Мне было неловко от ее похвалы. Ведь я и вправду не сделал ничего особенного – просто поступил так, как поступил бы на моем месте любой другой… Любой другой из моего времени. Неужели у них и вправду дела обстоят так, что даже за девушек, подвергшихся нападению, никто не заступится, а вместо этого вызовет полицию, еще и гордясь тем, что выполнил свой гражданский долг?! Да это же… это просто немыслимо!

Вероника доверчиво и с интересом смотрела на меня – очевидно, она была не против продолжить наше знакомство. Эх, я бы с удовольствием еще поговорил с ней, но надо было поторапливаться…

Так что, извинившись и наскоро распрощавшись с ней, я ушел туда, где для меня должны были открыть портал.
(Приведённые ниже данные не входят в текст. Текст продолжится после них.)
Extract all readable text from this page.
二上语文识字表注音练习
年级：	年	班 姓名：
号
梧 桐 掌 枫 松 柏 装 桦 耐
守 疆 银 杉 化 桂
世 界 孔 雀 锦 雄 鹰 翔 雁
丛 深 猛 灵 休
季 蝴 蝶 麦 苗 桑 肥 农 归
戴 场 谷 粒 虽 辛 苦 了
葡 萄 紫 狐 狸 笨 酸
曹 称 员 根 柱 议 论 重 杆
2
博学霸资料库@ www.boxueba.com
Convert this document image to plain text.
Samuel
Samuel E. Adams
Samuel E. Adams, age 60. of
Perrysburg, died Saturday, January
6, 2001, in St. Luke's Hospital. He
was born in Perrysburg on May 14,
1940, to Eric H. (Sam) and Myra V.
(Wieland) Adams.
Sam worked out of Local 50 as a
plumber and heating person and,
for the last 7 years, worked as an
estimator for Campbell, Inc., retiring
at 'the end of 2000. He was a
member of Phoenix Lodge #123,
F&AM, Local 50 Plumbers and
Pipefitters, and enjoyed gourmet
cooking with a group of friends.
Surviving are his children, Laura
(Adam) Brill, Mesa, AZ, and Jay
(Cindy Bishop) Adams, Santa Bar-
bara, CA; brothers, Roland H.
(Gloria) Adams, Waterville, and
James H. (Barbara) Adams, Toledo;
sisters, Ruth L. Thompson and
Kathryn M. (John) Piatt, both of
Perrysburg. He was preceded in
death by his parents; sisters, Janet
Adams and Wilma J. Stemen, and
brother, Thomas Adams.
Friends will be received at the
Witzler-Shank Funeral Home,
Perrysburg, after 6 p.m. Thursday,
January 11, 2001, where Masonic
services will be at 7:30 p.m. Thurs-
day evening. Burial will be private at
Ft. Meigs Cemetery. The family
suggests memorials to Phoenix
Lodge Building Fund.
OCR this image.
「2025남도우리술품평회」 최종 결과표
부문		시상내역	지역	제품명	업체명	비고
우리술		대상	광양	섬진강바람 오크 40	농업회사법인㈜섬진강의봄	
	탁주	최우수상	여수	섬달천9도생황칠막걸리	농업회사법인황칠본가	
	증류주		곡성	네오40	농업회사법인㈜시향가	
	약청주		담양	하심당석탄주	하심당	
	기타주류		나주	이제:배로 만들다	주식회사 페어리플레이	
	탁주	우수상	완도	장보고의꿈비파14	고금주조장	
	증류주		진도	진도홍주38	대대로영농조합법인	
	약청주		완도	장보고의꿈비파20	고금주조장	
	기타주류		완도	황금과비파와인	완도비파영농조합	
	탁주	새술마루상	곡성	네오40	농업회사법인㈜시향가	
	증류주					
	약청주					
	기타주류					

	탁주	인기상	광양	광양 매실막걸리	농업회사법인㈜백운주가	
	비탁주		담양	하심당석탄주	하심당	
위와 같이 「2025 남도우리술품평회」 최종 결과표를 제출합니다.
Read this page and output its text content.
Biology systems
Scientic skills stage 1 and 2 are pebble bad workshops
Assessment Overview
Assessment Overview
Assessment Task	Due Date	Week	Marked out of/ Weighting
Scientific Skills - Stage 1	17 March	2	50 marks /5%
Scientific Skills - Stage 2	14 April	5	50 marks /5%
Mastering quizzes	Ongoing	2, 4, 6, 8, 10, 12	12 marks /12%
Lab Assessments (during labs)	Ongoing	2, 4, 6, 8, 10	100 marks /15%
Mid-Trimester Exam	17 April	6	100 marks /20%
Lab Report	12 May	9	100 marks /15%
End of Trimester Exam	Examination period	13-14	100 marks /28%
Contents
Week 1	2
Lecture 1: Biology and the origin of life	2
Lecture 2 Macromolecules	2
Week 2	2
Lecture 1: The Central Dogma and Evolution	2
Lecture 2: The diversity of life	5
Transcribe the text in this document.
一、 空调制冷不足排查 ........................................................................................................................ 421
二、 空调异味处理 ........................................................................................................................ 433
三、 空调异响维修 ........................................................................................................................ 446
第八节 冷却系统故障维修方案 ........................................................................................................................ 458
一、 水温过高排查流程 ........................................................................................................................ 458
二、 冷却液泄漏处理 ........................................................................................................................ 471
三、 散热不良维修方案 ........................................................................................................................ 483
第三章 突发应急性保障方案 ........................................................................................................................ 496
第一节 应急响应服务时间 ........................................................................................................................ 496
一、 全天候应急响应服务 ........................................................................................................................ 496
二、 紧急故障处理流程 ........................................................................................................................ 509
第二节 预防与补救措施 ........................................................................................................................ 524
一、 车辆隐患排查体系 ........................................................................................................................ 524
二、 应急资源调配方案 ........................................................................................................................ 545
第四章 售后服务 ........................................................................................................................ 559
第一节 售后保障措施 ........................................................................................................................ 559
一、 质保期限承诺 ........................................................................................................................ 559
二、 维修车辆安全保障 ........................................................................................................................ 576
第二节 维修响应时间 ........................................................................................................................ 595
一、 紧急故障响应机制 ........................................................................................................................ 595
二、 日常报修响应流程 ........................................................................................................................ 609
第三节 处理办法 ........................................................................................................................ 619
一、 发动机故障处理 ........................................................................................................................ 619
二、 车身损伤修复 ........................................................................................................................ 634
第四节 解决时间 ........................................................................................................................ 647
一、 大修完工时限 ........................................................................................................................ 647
Внутри меня все кипело. Я понял, что мои русские друзья, говоря о Германии XXI века, не преувеличивали, а скорее преуменьшали, и что если я и мои кригскамрады не возьмемся спасать эту Германию, то пройдет совсем немного времени, и она погибнет окончательно. Задохнется под грудой наваленного на нее человеческого мусора…

* * *

5 декабря 1941 года (25 июня 2018 года). Утро. Китай-1941, Шэньси-Ганьсу-Нинсяский советский район, Яньань

Генерал Китайской Красной Армии Чжу Дэ

Город Яньань, официальная столица китайских коммунистов, был расположен в изрезанном горными хребтами и речными долинами районе Китая, лежащем южнее пустыни Гоби. Именно сюда в 1935 году вожди китайских коммунистов Мао Цзедун, Чжоу Эньлай и Чжу Дэ вывели из южного Китая 8-ю китайскую Красную армию. Именно здесь располагался Центральный комитет КПК, именно отсюда осуществлялась координация прокоммунистической и антияпонской деятельности по всему Китаю, и именно это место японская авиация бомбила регулярно и с особым азартом, будто хотела на месте этого города проделать в земной коре огромную дыру. А почему бы его не бомбить, если у коммунистической китайской Красной Армии нет ни истребительной авиации, ни достаточного количества зенитной артиллерии, так что бомбят японские летчики как на полигоне, не отвлекаясь на такие мелочи как зенитный огонь, или истребители ПВО. Впрочем, все японские усилия пресечь функционирование коммунистической столицы раз за разом были безуспешными. А все потому, что окрестности города были источены глубокими пещерами, и горожане просто перебрались в обиталища своих предков. Несмотря на то, что город был почти полностью разрушен этими бомбардировками, в нем даже функционировал первый коммунистический университет Китая.